How to find the value of $\lim_{n\to\infty}S(n)$, where $S(n)$ is given by $$S(n)=\displaystyle\sum_{k=1}^{n} \dfrac{k}{n^2+k^2}$$
Wolfram alpha is unable to calculate it.
This is a question from a questions booklet, and the options for the answer are--
$\begin{align} &A) \dfrac{\pi}{2} \\ &B) \log 2 \\ &C) \dfrac{\pi}{4} \\ &D) \dfrac{1}{2} \log 2 \end{align}$
On
You could get away with a simple estimate of the expected range of the limit:
With $S_1(n)=\sum_{k=1}^{n}\frac{k}{n^2+n^2}$ and $S_2(n)=\sum_{k=1}^{n}\frac{k}{n^2}$, we have $$S_1(n)<S(n)<S_2(n)$$ The limits for $S_1$ and $S_2$ are $$\lim_{n\rightarrow\infty}S_1(n)=\lim_{n\rightarrow\infty}\frac{1}{2n^2}\sum_{k=1}^nk=\lim_{n\rightarrow\infty}\frac{1}{2n^2}\frac{n^2-n}{2}=\frac{1}{4}$$ $$\lim_{n\rightarrow\infty}S_2(n)=\lim_{n\rightarrow\infty}\frac{1}{n^2}\sum_{k=1}^nk=\lim_{n\rightarrow\infty}\frac{1}{n^2}\frac{n^2-n}{2}=\frac{1}{2}$$ So we know that $$\frac{1}{4}<\lim_{n\rightarrow\infty}S(n)<\frac{1}{2}.$$ Out of the given answers, that leaves only $\frac{1}{2}\log2$.
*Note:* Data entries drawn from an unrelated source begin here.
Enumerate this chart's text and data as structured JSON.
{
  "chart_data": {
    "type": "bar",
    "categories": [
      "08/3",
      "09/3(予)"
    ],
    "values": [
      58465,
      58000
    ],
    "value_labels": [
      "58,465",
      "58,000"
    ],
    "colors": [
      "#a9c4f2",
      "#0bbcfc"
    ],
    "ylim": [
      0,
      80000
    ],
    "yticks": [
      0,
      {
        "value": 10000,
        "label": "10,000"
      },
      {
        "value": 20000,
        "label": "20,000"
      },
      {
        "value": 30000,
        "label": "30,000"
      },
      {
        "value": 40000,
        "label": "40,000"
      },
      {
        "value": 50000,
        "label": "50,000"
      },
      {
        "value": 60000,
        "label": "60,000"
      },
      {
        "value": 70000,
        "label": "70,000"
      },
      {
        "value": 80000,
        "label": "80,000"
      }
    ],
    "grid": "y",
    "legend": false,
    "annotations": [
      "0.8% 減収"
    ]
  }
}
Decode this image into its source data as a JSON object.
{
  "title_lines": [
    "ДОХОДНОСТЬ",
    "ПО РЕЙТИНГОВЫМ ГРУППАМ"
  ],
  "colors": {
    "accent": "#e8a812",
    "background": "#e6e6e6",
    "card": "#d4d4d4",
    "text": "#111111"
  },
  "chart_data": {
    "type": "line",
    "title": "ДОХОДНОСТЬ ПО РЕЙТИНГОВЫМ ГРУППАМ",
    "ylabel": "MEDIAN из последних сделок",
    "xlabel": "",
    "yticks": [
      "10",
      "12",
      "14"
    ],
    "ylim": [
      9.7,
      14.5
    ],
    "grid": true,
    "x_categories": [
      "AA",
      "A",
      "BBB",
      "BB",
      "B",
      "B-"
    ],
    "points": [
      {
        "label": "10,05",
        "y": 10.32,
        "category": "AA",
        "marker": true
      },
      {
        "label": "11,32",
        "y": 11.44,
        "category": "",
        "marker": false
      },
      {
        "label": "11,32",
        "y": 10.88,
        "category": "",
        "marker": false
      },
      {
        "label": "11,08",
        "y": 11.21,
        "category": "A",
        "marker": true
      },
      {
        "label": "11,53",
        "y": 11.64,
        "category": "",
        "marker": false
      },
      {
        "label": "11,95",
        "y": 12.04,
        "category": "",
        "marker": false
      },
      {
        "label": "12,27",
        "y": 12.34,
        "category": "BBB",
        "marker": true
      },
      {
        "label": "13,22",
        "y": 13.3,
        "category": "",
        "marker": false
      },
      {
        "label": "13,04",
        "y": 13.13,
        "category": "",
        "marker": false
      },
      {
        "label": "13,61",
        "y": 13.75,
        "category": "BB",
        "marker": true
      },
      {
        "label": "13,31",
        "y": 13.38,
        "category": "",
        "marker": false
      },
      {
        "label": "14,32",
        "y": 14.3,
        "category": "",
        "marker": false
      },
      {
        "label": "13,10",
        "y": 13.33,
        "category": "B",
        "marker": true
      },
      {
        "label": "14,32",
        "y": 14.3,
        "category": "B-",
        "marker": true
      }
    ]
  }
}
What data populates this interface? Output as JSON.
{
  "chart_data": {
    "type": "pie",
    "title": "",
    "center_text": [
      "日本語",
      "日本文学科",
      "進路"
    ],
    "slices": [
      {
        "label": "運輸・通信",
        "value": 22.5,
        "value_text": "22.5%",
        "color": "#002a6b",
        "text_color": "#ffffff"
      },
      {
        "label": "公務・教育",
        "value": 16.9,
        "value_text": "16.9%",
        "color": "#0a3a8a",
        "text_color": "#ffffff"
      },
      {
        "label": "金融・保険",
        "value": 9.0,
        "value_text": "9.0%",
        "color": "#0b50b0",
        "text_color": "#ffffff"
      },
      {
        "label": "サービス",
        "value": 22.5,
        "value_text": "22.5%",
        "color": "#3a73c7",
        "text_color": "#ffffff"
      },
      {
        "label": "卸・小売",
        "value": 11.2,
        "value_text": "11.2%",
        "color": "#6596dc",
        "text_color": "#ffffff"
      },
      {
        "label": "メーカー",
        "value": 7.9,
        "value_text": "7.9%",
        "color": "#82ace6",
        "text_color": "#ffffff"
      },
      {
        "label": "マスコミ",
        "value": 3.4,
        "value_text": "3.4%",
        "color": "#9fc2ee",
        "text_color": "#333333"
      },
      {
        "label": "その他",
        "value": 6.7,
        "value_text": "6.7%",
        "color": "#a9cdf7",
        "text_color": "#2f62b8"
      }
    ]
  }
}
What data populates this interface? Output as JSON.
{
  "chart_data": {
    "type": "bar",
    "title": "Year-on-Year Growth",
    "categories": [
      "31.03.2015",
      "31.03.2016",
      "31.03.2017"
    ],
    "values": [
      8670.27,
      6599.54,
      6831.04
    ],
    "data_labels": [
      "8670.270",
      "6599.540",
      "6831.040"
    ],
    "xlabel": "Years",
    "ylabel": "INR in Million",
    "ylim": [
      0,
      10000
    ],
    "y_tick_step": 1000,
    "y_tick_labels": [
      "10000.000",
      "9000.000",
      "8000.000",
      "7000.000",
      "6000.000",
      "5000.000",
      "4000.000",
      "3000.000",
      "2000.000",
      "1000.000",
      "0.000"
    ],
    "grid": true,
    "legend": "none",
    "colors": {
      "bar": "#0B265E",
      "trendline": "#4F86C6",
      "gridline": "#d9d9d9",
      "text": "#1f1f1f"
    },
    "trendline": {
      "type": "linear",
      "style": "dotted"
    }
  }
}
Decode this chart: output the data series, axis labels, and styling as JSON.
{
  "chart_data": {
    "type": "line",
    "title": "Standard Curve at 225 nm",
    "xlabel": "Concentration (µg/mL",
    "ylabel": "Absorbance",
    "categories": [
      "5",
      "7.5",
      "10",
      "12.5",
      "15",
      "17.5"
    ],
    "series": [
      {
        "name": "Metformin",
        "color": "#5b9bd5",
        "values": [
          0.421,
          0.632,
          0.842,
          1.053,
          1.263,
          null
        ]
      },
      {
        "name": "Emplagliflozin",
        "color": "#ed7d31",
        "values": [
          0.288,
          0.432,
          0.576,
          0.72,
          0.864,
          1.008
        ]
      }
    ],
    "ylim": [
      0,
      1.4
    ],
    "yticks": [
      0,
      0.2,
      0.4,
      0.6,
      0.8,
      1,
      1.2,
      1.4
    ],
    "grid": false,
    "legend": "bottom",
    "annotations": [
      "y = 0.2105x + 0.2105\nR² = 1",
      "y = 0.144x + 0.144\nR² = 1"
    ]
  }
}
Clearly, \begin{align} \lim_{n\to\infty}\sum_{k=1}^n\frac{k}{n^2+k^2} &=\lim_{n\to\infty}\frac{1}{n}\sum_{k=1}^n\frac{\frac{k}{n}}{1+\frac{k^2}{n^2}} \stackrel{\text{Riemann sum}}\longrightarrow \int_0^1 \frac{x\,dx}{1+x^2}=\left.\frac{1}{2}\log (1+x^2)\right|_0^1\\ &=\frac{1}{2}\log 2. \end{align}